Kıymetli okurlar. Geçen haftaki yazımda kapitalist sistemin neden olduğu küresel problemlere değinmiştim. Güney Asya'nın artan önemine değinmiştim. Bu hafta değişen dünya düzeninde Asya'dan başlayan değişen ticaret yollarının ekonomik sistemdeki yol açtığı değişime ve ülkemizin bu doğrultuda yaptıklarına ve yapması gerekenlere değinmeye çalışacağım.
Değişen Ticaret Yolları
Küresel sermayenin desteklediği ABD eski başkanı Obama Güney Asya bölgesinin artan öneminin farkına varmış ve 2011 yılında yaptığı bir açıklamada “Günümüzün savaşlarını bitirdiğimizden, ulusal güvenlik ekibime, Asya Pasifik'teki varlığımızın ve görevlerimizin en üst önceliğimiz yapılması konusunda talimat verdim” demişti.
Düz kâğıt üstüne çizilmiş olan dünya haritasını gözümüzün önüne getirdiğimiz zaman dünya nüfusunun üçte ikisinin Türkiye'nin doğusunda yaşadığını söyleyebiliriz. Batı dünyasında nüfusun yaşlandığını da düşünürsek bu bölgenin önümüzdeki dönemdeki önemini daha net görebiliriz.
ABD, (Hard Power) saldırgan politika ile hegemonik güç olma yolunu izlerken Çin, (Soft Power) Sun-Tzu'nun "Düşman ordularını savaşmadan yenmek en büyük ustalıktır." felsefesi doğrultusunda ticaret ve diplomasi ile ülkeler arasında nüfuzunu artırma yolu izliyor.

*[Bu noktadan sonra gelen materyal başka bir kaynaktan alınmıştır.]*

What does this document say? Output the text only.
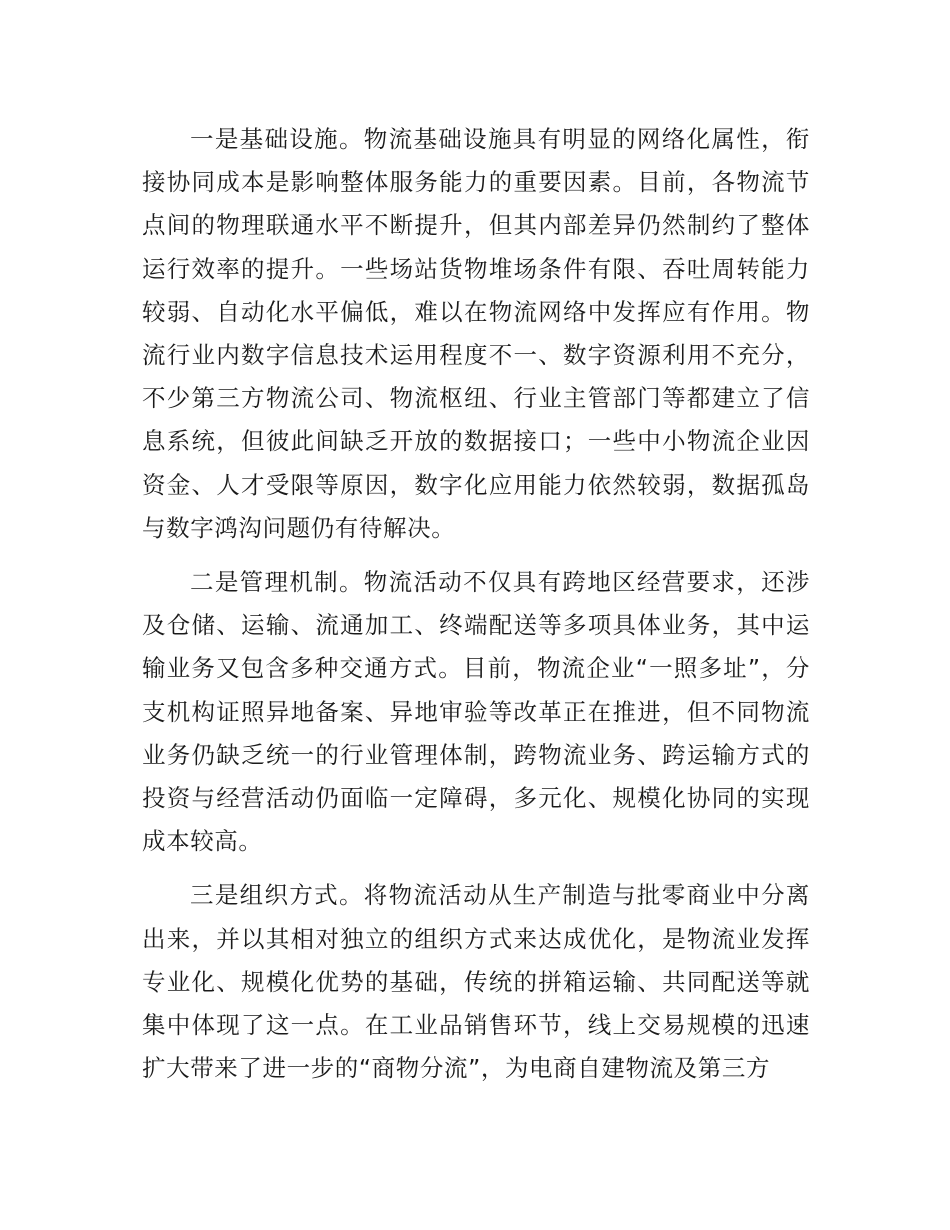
一是基础设施。物流基础设施具有明显的网络化属性，衔接协同成本是影响整体服务能力的重要因素。目前，各物流节点间的物理联通水平不断提升，但其内部差异仍然制约了整体运行效率的提升。一些场站货物堆场条件有限、吞吐周转能力较弱、自动化水平偏低，难以在物流网络中发挥应有作用。物流行业内数字信息技术运用程度不一、数字资源利用不充分，不少第三方物流公司、物流枢纽、行业主管部门等都建立了信息系统，但彼此间缺乏开放的数据接口；一些中小物流企业因资金、人才受限等原因，数字化应用能力依然较弱，数据孤岛与数字鸿沟问题仍有待解决。

二是管理机制。物流活动不仅具有跨地区经营要求，还涉及仓储、运输、流通加工、终端配送等多项具体业务，其中运输业务又包含多种交通方式。目前，物流企业“一照多址”，分支机构证照异地备案、异地审验等改革正在推进，但不同物流业务仍缺乏统一的行业管理体制，跨物流业务、跨运输方式的投资与经营活动仍面临一定障碍，多元化、规模化协同的实现成本较高。

三是组织方式。将物流活动从生产制造与批零商业中分离出来，并以其相对独立的组织方式来达成优化，是物流业发挥专业化、规模化优势的基础，传统的拼箱运输、共同配送等就集中体现了这一点。在工业品销售环节，线上交易规模的迅速扩大带来了进一步的“商物分流”，为电商自建物流及第三方
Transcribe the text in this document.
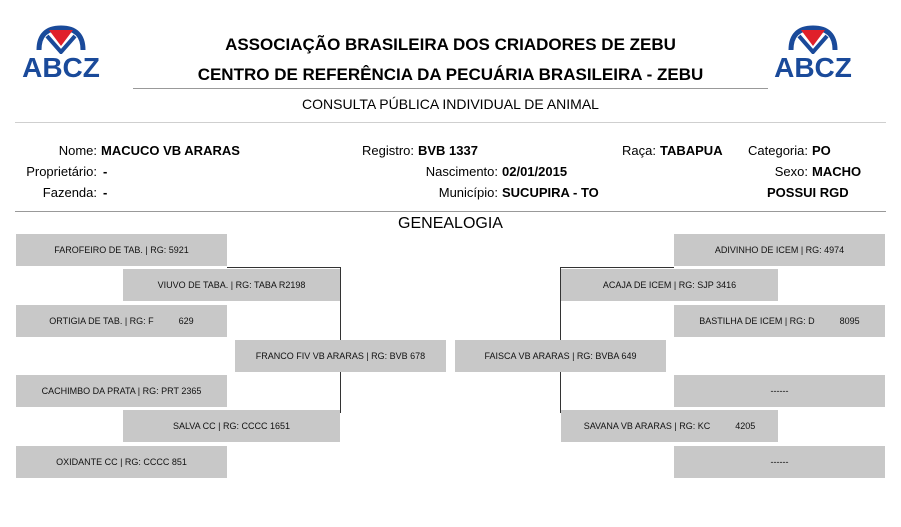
ABCZ	ABCZ
ASSOCIAÇÃO BRASILEIRA DOS CRIADORES DE ZEBU
CENTRO DE REFERÊNCIA DA PECUÁRIA BRASILEIRA - ZEBU
CONSULTA PÚBLICA INDIVIDUAL DE ANIMAL
Nome: MACUCO VB ARARAS
Proprietário: -
Fazenda: -
Registro: BVB 1337
Nascimento: 02/01/2015
Município: SUCUPIRA - TO
Raça: TABAPUA	Categoria: PO
Sexo: MACHO
POSSUI RGD
GENEALOGIA
FAROFEIRO DE TAB. | RG: 5921
VIUVO DE TABA. | RG: TABA R2198
ORTIGIA DE TAB. | RG: F          629
FRANCO FIV VB ARARAS | RG: BVB 678
CACHIMBO DA PRATA | RG: PRT 2365
SALVA CC | RG: CCCC 1651
OXIDANTE CC | RG: CCCC 851
ADIVINHO DE ICEM | RG: 4974
ACAJA DE ICEM | RG: SJP 3416
BASTILHA DE ICEM | RG: D          8095
FAISCA VB ARARAS | RG: BVBA 649
------
SAVANA VB ARARAS | RG: KC          4205
------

Çin'in 2013 yılında başlattığı Bir Kuşak Bir Yol projesi ile Asya-Pasifik, Orta Asya ve Orta Doğu'yu içine alan bölgede ekonomik entegrasyonu sağlayacak yeni ticaret haritalarının çizilmesi ve Çin'in Güney Çin Denizi bölgesinde petrol ve doğal gaz bulma çalışması bölgenin küresel güç dengelerini değiştirme sürecini başlatmıştır. Proje tam olarak aktif hale geldiğinde, 68 ülkede yapılacak altyapı yatırımlarına 8 trilyon dolarlık katkı sağlaması bekleniyor.